Le directeur de la fondation Maeght avait envisagé de photographier la part de Vava. Mais, au bout de quelques rouleaux de film, elle n’en pouvait plus.
— Je vous en supplie, Jean-Louis, il faut arrêter tout ça !
Tous les certificats d’authenticité furent soumis à la veuve éplorée, mais Valentina ne les examinait que d’un œil distrait.
— Irène, demanda-t-elle, vous allez tout ranger dans les tiroirs et les armoires à plans dans les studios de mon mari. Je vous donne les clés. Je n’en peux plus.
À l’issue du partage, les experts ne savaient plus qui détenait quoi, puisque l’artiste avait réalisé de multiples variantes de ses sujets : il y avait des armées de clowns, des allées de glaïeuls et des légions d’anges.
Lors d’une soirée avec l’amant imaginaire, Irène lui remit d’abord une dizaine de gouaches, puis la fois suivante la même quantité de lithographies. Un peu plus tard, elle voulut lui offrir une vingtaine de dessins. Quand elle voulut lui en offrir encore plus, il se mit à protester.
— Irène, il faut ralentir, je ne peux pas en donner autant à mes revendeurs. Tu comprends, Gobbi a déjà pris une part de l’héritage de David McNeil en guise de paiement de sa dette. Gobbi finançait sa carrière de musicien depuis longtemps. En ce moment, il pleut des Chagall sur Paris. Il faut que tu sois plus prudente, sinon on pourrait soupçonner qu’il se passe quelque chose de louche. Au fait, comment arrives-tu à sortir les gouaches de la maison ?
— Ce n’est pas compliqué. Ma fille, Nadia, vient passer le week-end à la villa. Nous faisons ensemble le ménage des studios.
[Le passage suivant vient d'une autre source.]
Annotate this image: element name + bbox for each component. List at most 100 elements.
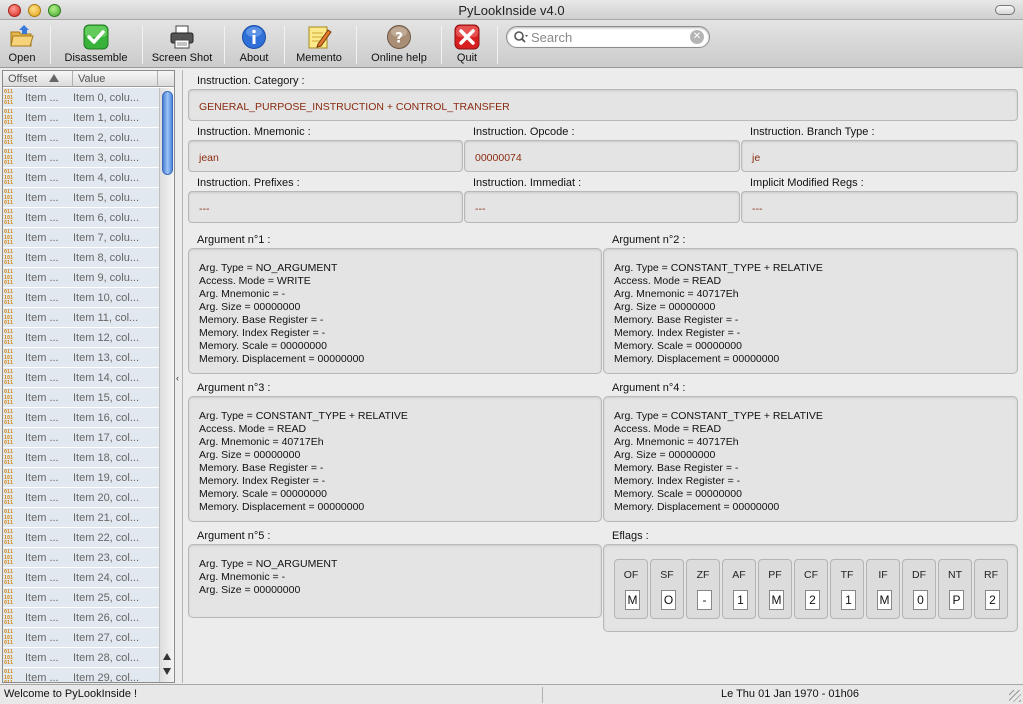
arg-line: Arg. Type = NO_ARGUMENT [199, 558, 338, 570]
arg-line: Memory. Base Register = - [199, 462, 324, 474]
flag-value: 2 [805, 590, 820, 610]
flag-df: DF 0 [902, 559, 936, 619]
list-item[interactable]: 011 101 011 Item ... Item 12, col... [3, 328, 159, 348]
value-cell: Item 25, col... [73, 592, 140, 604]
arg-line: Memory. Displacement = 00000000 [199, 501, 365, 513]
list-item[interactable]: 011 101 011 Item ... Item 11, col... [3, 308, 159, 328]
list-item[interactable]: 011 101 011 Item ... Item 16, col... [3, 408, 159, 428]
memento-button[interactable]: Memento [292, 22, 346, 66]
flag-name: SF [660, 569, 674, 581]
list-item[interactable]: 011 101 011 Item ... Item 4, colu... [3, 168, 159, 188]
list-item[interactable]: 011 101 011 Item ... Item 21, col... [3, 508, 159, 528]
list-item[interactable]: 011 101 011 Item ... Item 20, col... [3, 488, 159, 508]
offset-cell: Item ... [25, 572, 59, 584]
arg-line: Access. Mode = READ [199, 423, 307, 435]
arg-line: Memory. Base Register = - [614, 314, 739, 326]
argument-1-lines: Arg. Type = NO_ARGUMENT Access. Mode = W… [199, 262, 364, 366]
list-item[interactable]: 011 101 011 Item ... Item 6, colu... [3, 208, 159, 228]
list-item[interactable]: 011 101 011 Item ... Item 1, colu... [3, 108, 159, 128]
list-item[interactable]: 011 101 011 Item ... Item 10, col... [3, 288, 159, 308]
flag-cf: CF 2 [794, 559, 828, 619]
disassemble-button[interactable]: Disassemble [60, 22, 132, 66]
list-item[interactable]: 011 101 011 Item ... Item 8, colu... [3, 248, 159, 268]
list-item[interactable]: 011 101 011 Item ... Item 24, col... [3, 568, 159, 588]
memento-label: Memento [296, 52, 342, 64]
list-item[interactable]: 011 101 011 Item ... Item 13, col... [3, 348, 159, 368]
argument-3-box: Arg. Type = CONSTANT_TYPE + RELATIVE Acc… [188, 396, 602, 522]
flag-rf: RF 2 [974, 559, 1008, 619]
list-item[interactable]: 011 101 011 Item ... Item 18, col... [3, 448, 159, 468]
list-item[interactable]: 011 101 011 Item ... Item 14, col... [3, 368, 159, 388]
branch-type-value: je [752, 152, 761, 164]
column-header-offset[interactable]: Offset [3, 71, 73, 87]
list-item[interactable]: 011 101 011 Item ... Item 29, col... [3, 668, 159, 682]
list-item[interactable]: 011 101 011 Item ... Item 23, col... [3, 548, 159, 568]
collapse-arrow-icon[interactable]: ‹ [176, 373, 179, 383]
prefixes-label: Instruction. Prefixes : [197, 177, 300, 189]
value-cell: Item 15, col... [73, 392, 140, 404]
list-item[interactable]: 011 101 011 Item ... Item 3, colu... [3, 148, 159, 168]
online-help-button[interactable]: ? Online help [366, 22, 432, 66]
arg-line: Arg. Type = NO_ARGUMENT [199, 262, 338, 274]
eflags-box: OF M SF O ZF - AF 1 PF M CF 2 TF 1 IF M DF 0 NT P … [603, 544, 1018, 632]
value-cell: Item 23, col... [73, 552, 140, 564]
scroll-down-icon[interactable] [163, 668, 171, 675]
arg-line: Arg. Mnemonic = - [199, 288, 286, 300]
list-item[interactable]: 011 101 011 Item ... Item 22, col... [3, 528, 159, 548]
list-item[interactable]: 011 101 011 Item ... Item 26, col... [3, 608, 159, 628]
screenshot-button[interactable]: Screen Shot [150, 22, 214, 66]
list-item[interactable]: 011 101 011 Item ... Item 15, col... [3, 388, 159, 408]
value-cell: Item 27, col... [73, 632, 140, 644]
status-message: Welcome to PyLookInside ! [4, 688, 138, 700]
mnemonic-value: jean [199, 152, 219, 164]
list-item[interactable]: 011 101 011 Item ... Item 9, colu... [3, 268, 159, 288]
flag-value: 1 [733, 590, 748, 610]
scroll-up-icon[interactable] [163, 653, 171, 660]
flag-name: ZF [696, 569, 710, 581]
argument-5-box: Arg. Type = NO_ARGUMENT Arg. Mnemonic = … [188, 544, 602, 618]
value-cell: Item 24, col... [73, 572, 140, 584]
immediat-field: --- [464, 191, 740, 223]
offset-list[interactable]: Offset Value 011 101 011 Item ... Item 0, co… [2, 70, 175, 683]
offset-cell: Item ... [25, 292, 59, 304]
binary-file-icon: 011 101 011 [4, 409, 14, 426]
list-item[interactable]: 011 101 011 Item ... Item 17, col... [3, 428, 159, 448]
value-cell: Item 5, colu... [73, 192, 140, 204]
implicit-regs-label: Implicit Modified Regs : [750, 177, 864, 189]
close-icon [454, 24, 480, 50]
arg-line: Arg. Size = 00000000 [199, 449, 301, 461]
offset-cell: Item ... [25, 392, 59, 404]
flag-value: O [661, 590, 676, 610]
flag-name: NT [948, 569, 962, 581]
binary-file-icon: 011 101 011 [4, 389, 14, 406]
list-header: Offset Value [3, 71, 174, 87]
search-field[interactable]: ✕ [506, 26, 710, 48]
value-cell: Item 3, colu... [73, 152, 140, 164]
scrollbar-thumb[interactable] [162, 91, 173, 175]
flag-name: IF [878, 569, 888, 581]
list-item[interactable]: 011 101 011 Item ... Item 25, col... [3, 588, 159, 608]
column-offset-label: Offset [8, 73, 38, 85]
resize-grip-icon[interactable] [1009, 690, 1021, 702]
about-button[interactable]: About [232, 22, 276, 66]
branch-type-label: Instruction. Branch Type : [750, 126, 875, 138]
open-button[interactable]: Open [2, 22, 42, 66]
column-header-value[interactable]: Value [73, 71, 158, 87]
list-item[interactable]: 011 101 011 Item ... Item 27, col... [3, 628, 159, 648]
value-cell: Item 12, col... [73, 332, 140, 344]
list-item[interactable]: 011 101 011 Item ... Item 5, colu... [3, 188, 159, 208]
list-item[interactable]: 011 101 011 Item ... Item 2, colu... [3, 128, 159, 148]
toolbar-toggle-button[interactable] [995, 5, 1015, 15]
value-cell: Item 4, colu... [73, 172, 140, 184]
list-scrollbar[interactable] [159, 88, 174, 682]
arg-line: Arg. Size = 00000000 [199, 584, 301, 596]
value-cell: Item 2, colu... [73, 132, 140, 144]
search-input[interactable] [531, 29, 691, 45]
list-item[interactable]: 011 101 011 Item ... Item 7, colu... [3, 228, 159, 248]
offset-cell: Item ... [25, 652, 59, 664]
list-item[interactable]: 011 101 011 Item ... Item 0, colu... [3, 88, 159, 108]
list-item[interactable]: 011 101 011 Item ... Item 28, col... [3, 648, 159, 668]
list-item[interactable]: 011 101 011 Item ... Item 19, col... [3, 468, 159, 488]
clear-search-icon[interactable]: ✕ [690, 30, 704, 44]
quit-button[interactable]: Quit [449, 22, 485, 66]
Maintenant personne ne nous empêche d’y pénétrer comme avant, je peux fouiller dans toutes les armoires et tous les tiroirs. Vava ne les ouvre jamais et j’ai fait faire des doubles de toutes les clés. Le dimanche, en fin de journée, ma fille rentre chez sa tante, la valise pleine de lithographies et de gouaches. Depuis la mort de son mari, Valentina vit repliée sur les souvenirs de son ancienne vie et ne s’occupe plus de rien.
— Il faudra récompenser ta fille pour les risques qu’elle prend. Et surtout, tu lui diras d’être prudente.